7.Teiidae, tejuhagedissen. Deze familie is geheel tot de Nieuwe Wereld beperkt en vervangt daar de Lacertidae van de Oude Wereld. Zij omvat vele soorten, waarvan de grotere, zoals de teju (Tupinambis teguixin), terwille van huid en vlees wordt gevangen.
8.Lacertidae, echte hagedissen, een familie die tot de Oude Wereld beperkt is en over geheel Europa, Afrika en Azië voorkomt. In Nederland en België treft men drie soorten aan, nl. de duinof zandhagedis (Lacerta agilis), de levendbarende of kleine hagedis (L. vivipara) en de muurhagedis (L. muralis). Van deze drie is de muurhagedis in Nederland tot het zuidelijkste deel van Limburg beperkt.
9.Scincidae, skinken. Deze familie is vrijwel kosmopolitisch. In Europa komt zij echter alleen in het zuiden voor. Een aantal soorten zijn werkelijk levendbarend. In de Indonesische Archipel zijn zij rijk vertegenwoordigd door de geslachten Lygosoma en Mabuya, waartoe de kadals behoren.
10.Chamaeleonidae, kameleons. Tot deze familie, die ook wel van de eigenlijke hagedissen wordt afgescheiden, behoren een aantal vormen uit Afrika, Voor-Indië en Zuid-Europa, die geheel aan het boomleven zijn aangepast (→-kameleon).
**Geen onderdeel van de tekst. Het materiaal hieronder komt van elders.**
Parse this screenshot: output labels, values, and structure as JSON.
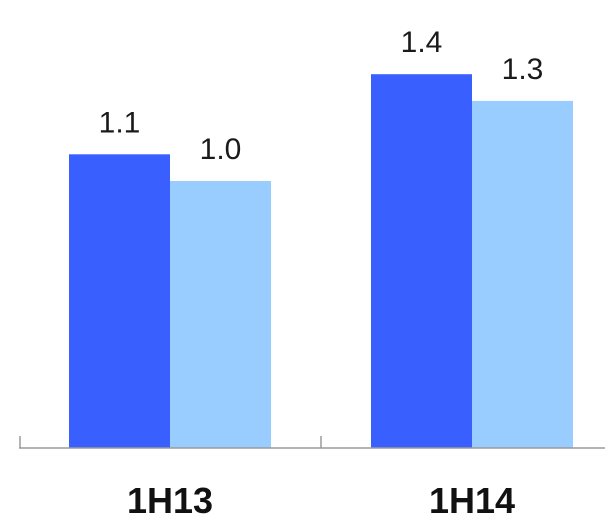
{
  "chart_data": {
    "type": "bar",
    "categories": [
      "1H13",
      "1H14"
    ],
    "series": [
      {
        "values": [
          1.1,
          1.4
        ],
        "color": "#3960FF"
      },
      {
        "values": [
          1.0,
          1.3
        ],
        "color": "#99CCFF"
      }
    ],
    "data_labels": [
      [
        "1.1",
        "1.4"
      ],
      [
        "1.0",
        "1.3"
      ]
    ],
    "title": "",
    "xlabel": "",
    "ylabel": "",
    "ylim": [
      0,
      1.5
    ],
    "grid": false,
    "legend": "none",
    "axis_color": "#9a9a9a"
  }
}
De →brughagedis (Sphenodon punctatus) van Nieuw-Zeeland behoort niet tot de hagedissen, maar tot de orde Rhynchocephalia, waarvan hij de enige nog levende vertegenwoordiger is.

LITT. K.P.Schmidt en R.F.Inger, De wereld der dieren: Reptielen (1959); C.J.Goin en O.B.Goin, Introduction to herpetology (1962); A.Carr, De reptielen (1965).

DIERENHOUDERIJ. Hagedissen worden in huis vrijwel altijd in terraria gehouden. Zij hebben, zoals vele koudbloedige dieren een voorkeurstemperatuur, waarbij zij langere tijd vertoeven. Voor de hazelworm is deze 28 °C en voor de muurhagedis 38,7 °C. De voorkeurstemperatuur is in het algemeen te hoog om constant verdragen te worden. Een temperatuurgradiënt en een dagen nachtritme zijn gewenst.

Het voedsel van insektenetende hagedissen bestaat uit: meelwormen, wasmotten, krekels, vliegen en andere insekten. Hagedissensoorten, die ook in Nederland voorkomen, vallen onder de wet bescherming inheemse dieren. Vertegenwoordigers van de geslachten Anolis en Phelsuma kunnen met enige kans op succes in terraria worden gehouden.